Artikel-Nr.: DE20171005-Art.17-2017

Die Weltwirtschaft im Herbst 2017

UNCTADs Plädoyer für einen Global New Deal

Trotz einiger Lichtblicke in diesem Jahr scheint die Erholung der Weltwirtschaft festgefahren. Der neue Trade and Development Report 2017 (“Beyond Austerity - Towards a Global New Deal“; s. Hinweis) führt dies auf eine Kombination von zu hoher Verschuldung und zu wenig Nachfrage auf globaler Ebene zurück. Den Ausweg sieht er in einem ehrgeizigen Alternativkonzept – einem für das 21. Jahrhundert maßgeschneiderten New Global Deal. Von Rainer Falk.
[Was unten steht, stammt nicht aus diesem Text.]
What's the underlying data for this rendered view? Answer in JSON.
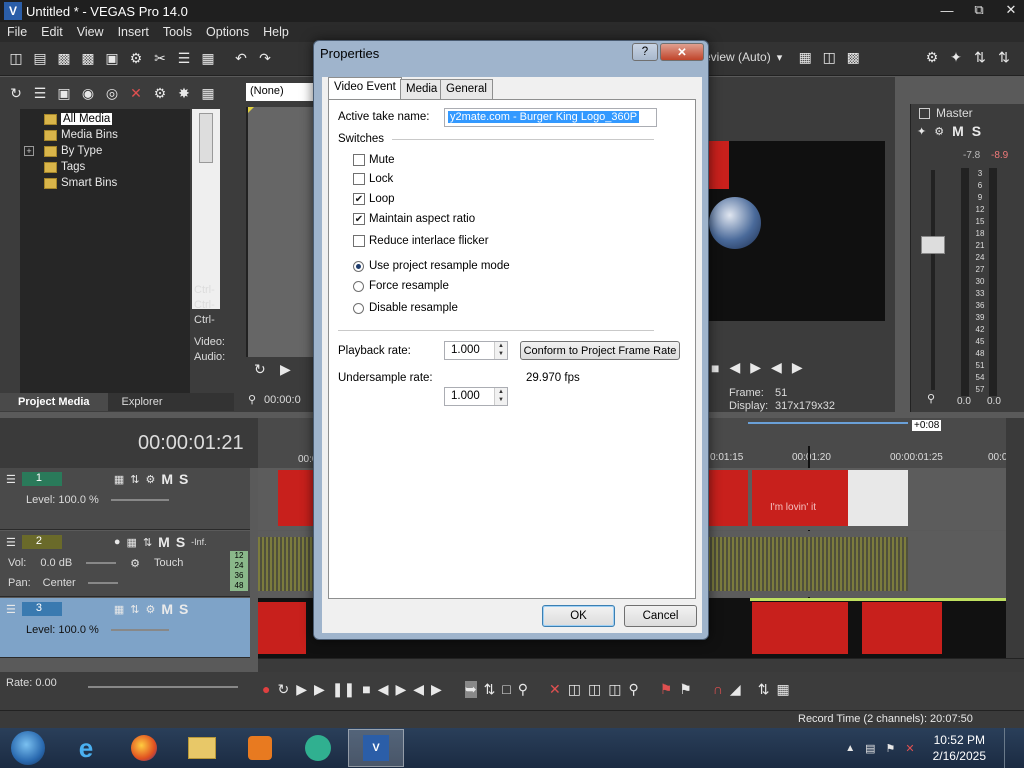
{
  "window": {
    "title": "Untitled * - VEGAS Pro 14.0"
  },
  "menu": [
    "File",
    "Edit",
    "View",
    "Insert",
    "Tools",
    "Options",
    "Help"
  ],
  "explorer": {
    "tree": [
      {
        "label": "All Media",
        "selected": true
      },
      {
        "label": "Media Bins"
      },
      {
        "label": "By Type"
      },
      {
        "label": "Tags"
      },
      {
        "label": "Smart Bins"
      }
    ],
    "tabs": [
      "Project Media",
      "Explorer"
    ]
  },
  "trimmer": {
    "dropdown": "(None)",
    "time": "00:00:0",
    "side_text": [
      "Ctrl-",
      "Ctrl-",
      "Ctrl-",
      "Video:",
      "Audio:"
    ]
  },
  "preview": {
    "mode": "review (Auto)",
    "frame_label": "Frame:",
    "frame_value": "51",
    "display_label": "Display:",
    "display_value": "317x179x32"
  },
  "master": {
    "label": "Master",
    "left_level": "-7.8",
    "right_level": "-8.9",
    "scale": [
      "3",
      "6",
      "9",
      "12",
      "15",
      "18",
      "21",
      "24",
      "27",
      "30",
      "33",
      "36",
      "39",
      "42",
      "45",
      "48",
      "51",
      "54",
      "57"
    ],
    "bottom_left": "0.0",
    "bottom_right": "0.0"
  },
  "timeline": {
    "timecode": "00:00:01:21",
    "offset_badge": "+0:08",
    "ruler": [
      "00:0",
      "0:01:15",
      "00:01:20",
      "00:00:01:25",
      "00:0"
    ],
    "clip_caption": "I'm lovin' it",
    "tracks": [
      {
        "num": "1",
        "level": "Level: 100.0 %"
      },
      {
        "num": "2",
        "vol": "Vol:",
        "vol_val": "0.0 dB",
        "pan": "Pan:",
        "pan_val": "Center",
        "touch": "Touch",
        "inf": "-Inf.",
        "meter": [
          "12",
          "24",
          "36",
          "48"
        ]
      },
      {
        "num": "3",
        "level": "Level: 100.0 %"
      }
    ],
    "rate": "Rate: 0.00"
  },
  "status": {
    "record_time": "Record Time (2 channels): 20:07:50"
  },
  "dialog": {
    "title": "Properties",
    "help": "?",
    "tabs": [
      "Video Event",
      "Media",
      "General"
    ],
    "take_label": "Active take name:",
    "take_value": "y2mate.com - Burger King Logo_360P",
    "switches_label": "Switches",
    "checkboxes": [
      {
        "label": "Mute",
        "checked": false
      },
      {
        "label": "Lock",
        "checked": false
      },
      {
        "label": "Loop",
        "checked": true
      },
      {
        "label": "Maintain aspect ratio",
        "checked": true
      },
      {
        "label": "Reduce interlace flicker",
        "checked": false
      }
    ],
    "radios": [
      {
        "label": "Use project resample mode",
        "selected": true
      },
      {
        "label": "Force resample",
        "selected": false
      },
      {
        "label": "Disable resample",
        "selected": false
      }
    ],
    "playback_label": "Playback rate:",
    "playback_value": "1.000",
    "conform_button": "Conform to Project Frame Rate",
    "undersample_label": "Undersample rate:",
    "undersample_value": "1.000",
    "fps": "29.970 fps",
    "ok": "OK",
    "cancel": "Cancel"
  },
  "taskbar": {
    "time": "10:52 PM",
    "date": "2/16/2025"
  }
}
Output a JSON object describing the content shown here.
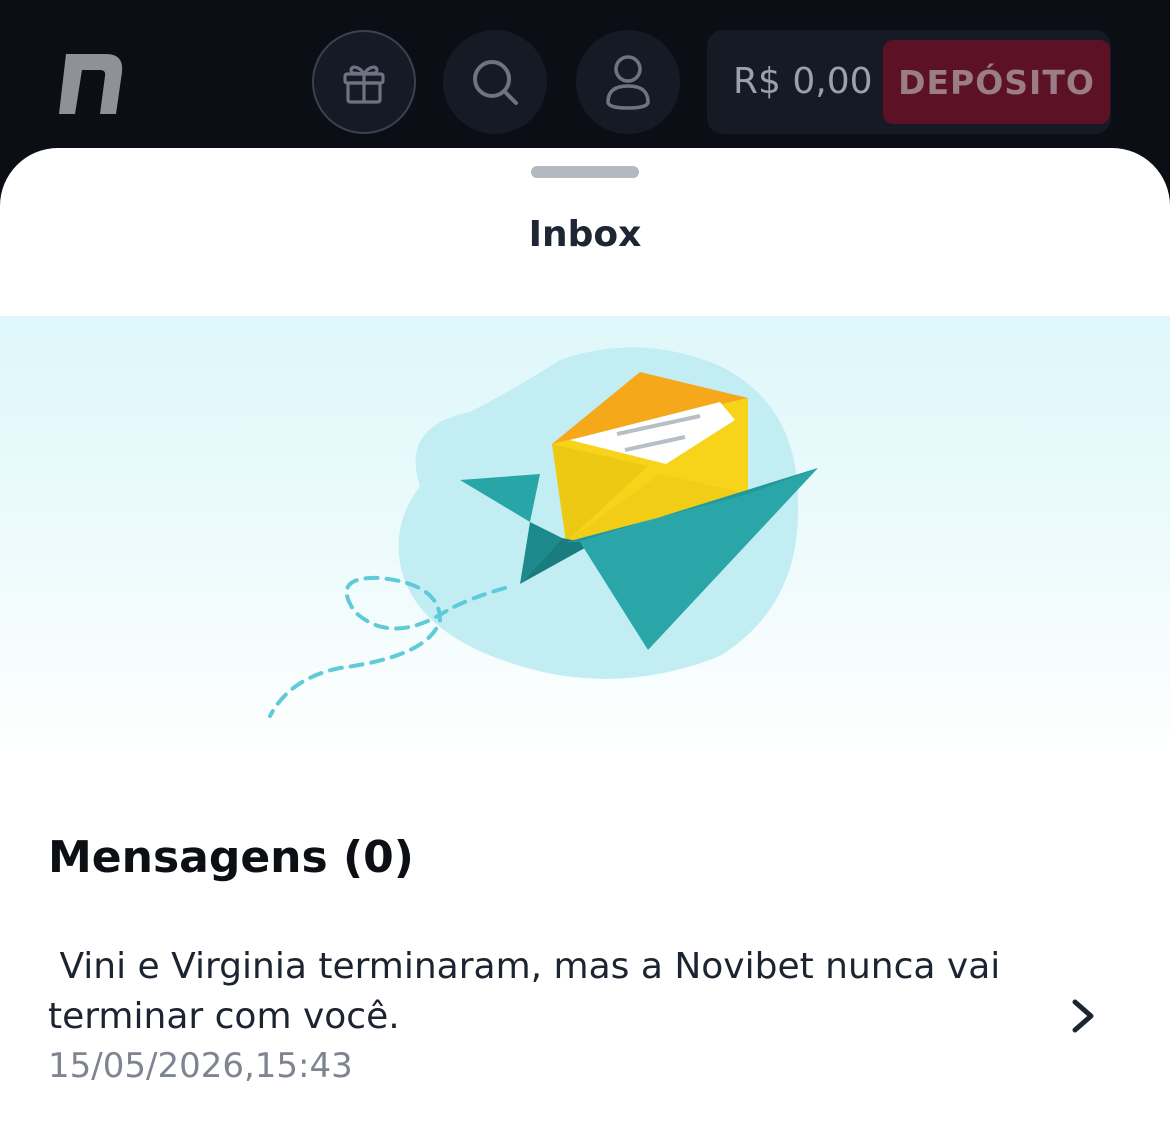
{
  "header": {
    "balance": "R$ 0,00",
    "deposit_label": "DEPÓSITO",
    "icons": [
      "novibet-logo",
      "gift-icon",
      "search-icon",
      "user-icon"
    ]
  },
  "sheet": {
    "title": "Inbox"
  },
  "messages": {
    "section_title": "Mensagens (0)",
    "items": [
      {
        "text": " Vini e Virginia terminaram, mas a Novibet nunca vai terminar com você.",
        "date": "15/05/2026,15:43"
      }
    ]
  },
  "colors": {
    "background_dark": "#0b0e14",
    "deposit": "#5c1224",
    "plane": "#2aa6a8",
    "envelope": "#f7d31a",
    "envelope_flap": "#f6a81b"
  }
}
Der New Global Deal soll mehr Gewicht auf ökomische Inklusion und die Sorgeökonomie legen und den Menschen Priorität vor den Profiten einräumen. Dazu gehört die Beendigung der Austeritätspolitik, ein Vorgehen gegen unternehmerische Renteneinkommen und eine Bändigung des Finanzsystems, um die Schaffung von Arbeitsplätzen und Investitionen in die Infrastruktur ins Zentrum der Wirtschaftspolitik zu rücken.

● Good times, bad times

Der neue TDR zeigt, dass die Weltwirtschaft im Jahre 2017 eine leichte Belebung durchmacht, aber nicht abhebt. Das Wachstum dürfte 2,6% erreichen, etwas mehr als 2016, doch deutlich unter dem Durchschnitt der Vorkrisenjahre von 3,2%. Die meisten Regionen dürften kleine Zuwächse verzeichnen, wobei Lateinamerika die Rezession überwinden dürfte, wenn auch nur mit einem Wachstum von 1,2%. Die Eurozone erwartet ihr höchstes Wachstum seit 2010 (1,8%), bleibt aber weiterhin hinter den Vereinigten Staaten zurück (s. Tabelle).
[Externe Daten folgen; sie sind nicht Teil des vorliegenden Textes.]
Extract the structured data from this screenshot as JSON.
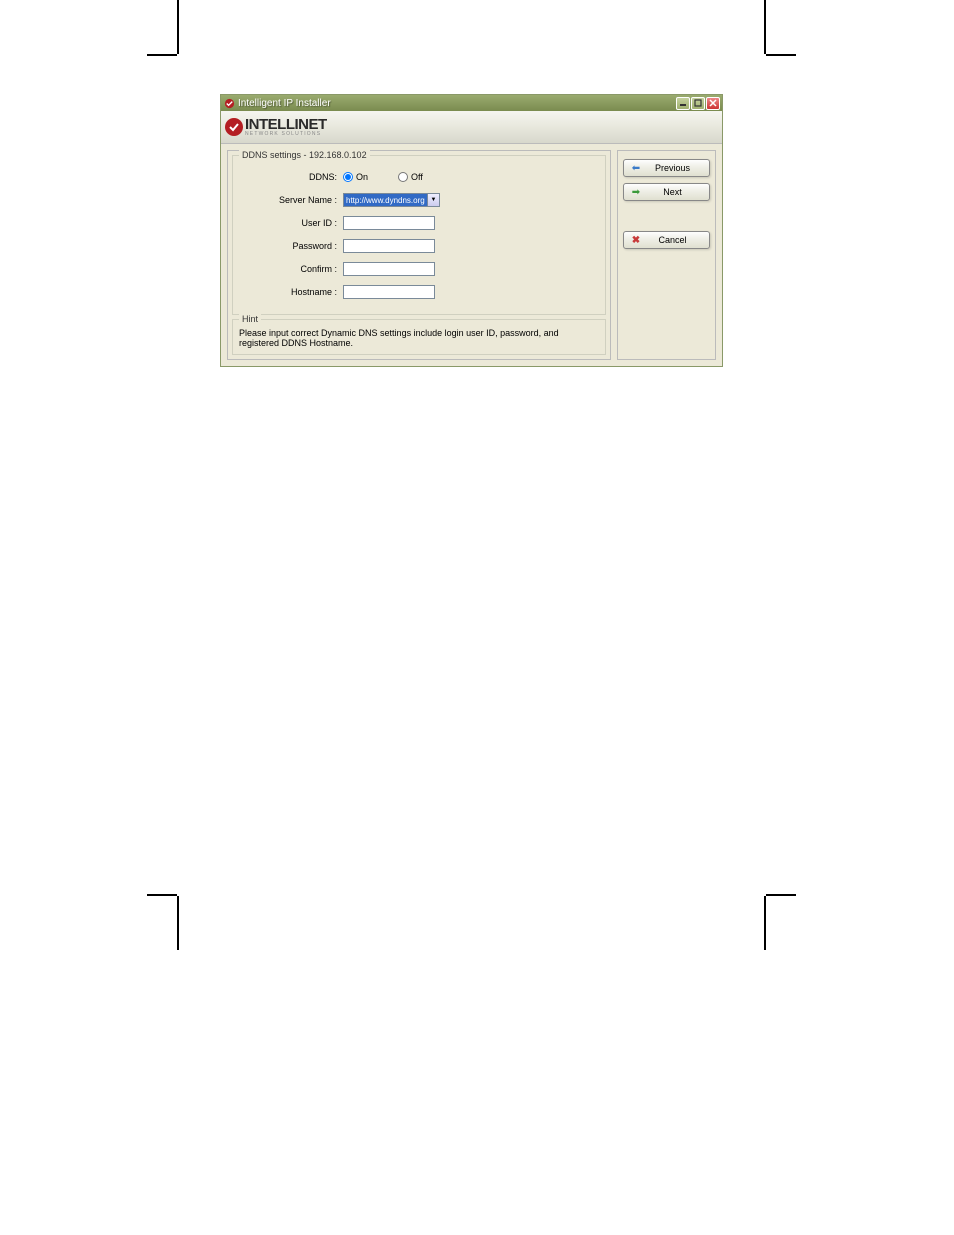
{
  "window": {
    "title": "Intelligent IP Installer"
  },
  "brand": {
    "name": "INTELLINET",
    "tagline": "NETWORK SOLUTIONS"
  },
  "groupbox": {
    "title": "DDNS settings - 192.168.0.102"
  },
  "form": {
    "ddns_label": "DDNS:",
    "on_label": "On",
    "off_label": "Off",
    "server_name_label": "Server Name :",
    "server_name_value": "http://www.dyndns.org",
    "user_id_label": "User ID :",
    "user_id_value": "",
    "password_label": "Password :",
    "password_value": "",
    "confirm_label": "Confirm :",
    "confirm_value": "",
    "hostname_label": "Hostname :",
    "hostname_value": ""
  },
  "hint": {
    "title": "Hint",
    "text": "Please input correct Dynamic DNS settings include login user ID, password, and registered DDNS Hostname."
  },
  "buttons": {
    "previous": "Previous",
    "next": "Next",
    "cancel": "Cancel"
  }
}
Das Haupthindernis einer robusten Erholung in den Industrieländern ist für die TDR-Autoren die fiskalische Austeritätspolitik, der Kardinalfehler der Wirtschaftspolitik. Nach ihren Erkenntnissen herrschte die Austerität zwischen 2011 und 2015 in 13 von 14 Industrieländern.

Angesichts ungenügender globaler Nachfrage blieb auch der Handel lustlos. Eine geringfügige Verbesserung wird in diesem Jahr von einer Erholung des Süd-Süd-Handels erwartet, die durch China angeführt wird. Gleichwohl bleibt viel Unsicherheit, vor allem mit Blick auf den Rohstoffhandel, wo sich eine kurze Erholung der Preise als nicht dauerhaft erwiesen hat (s. Grafik 1).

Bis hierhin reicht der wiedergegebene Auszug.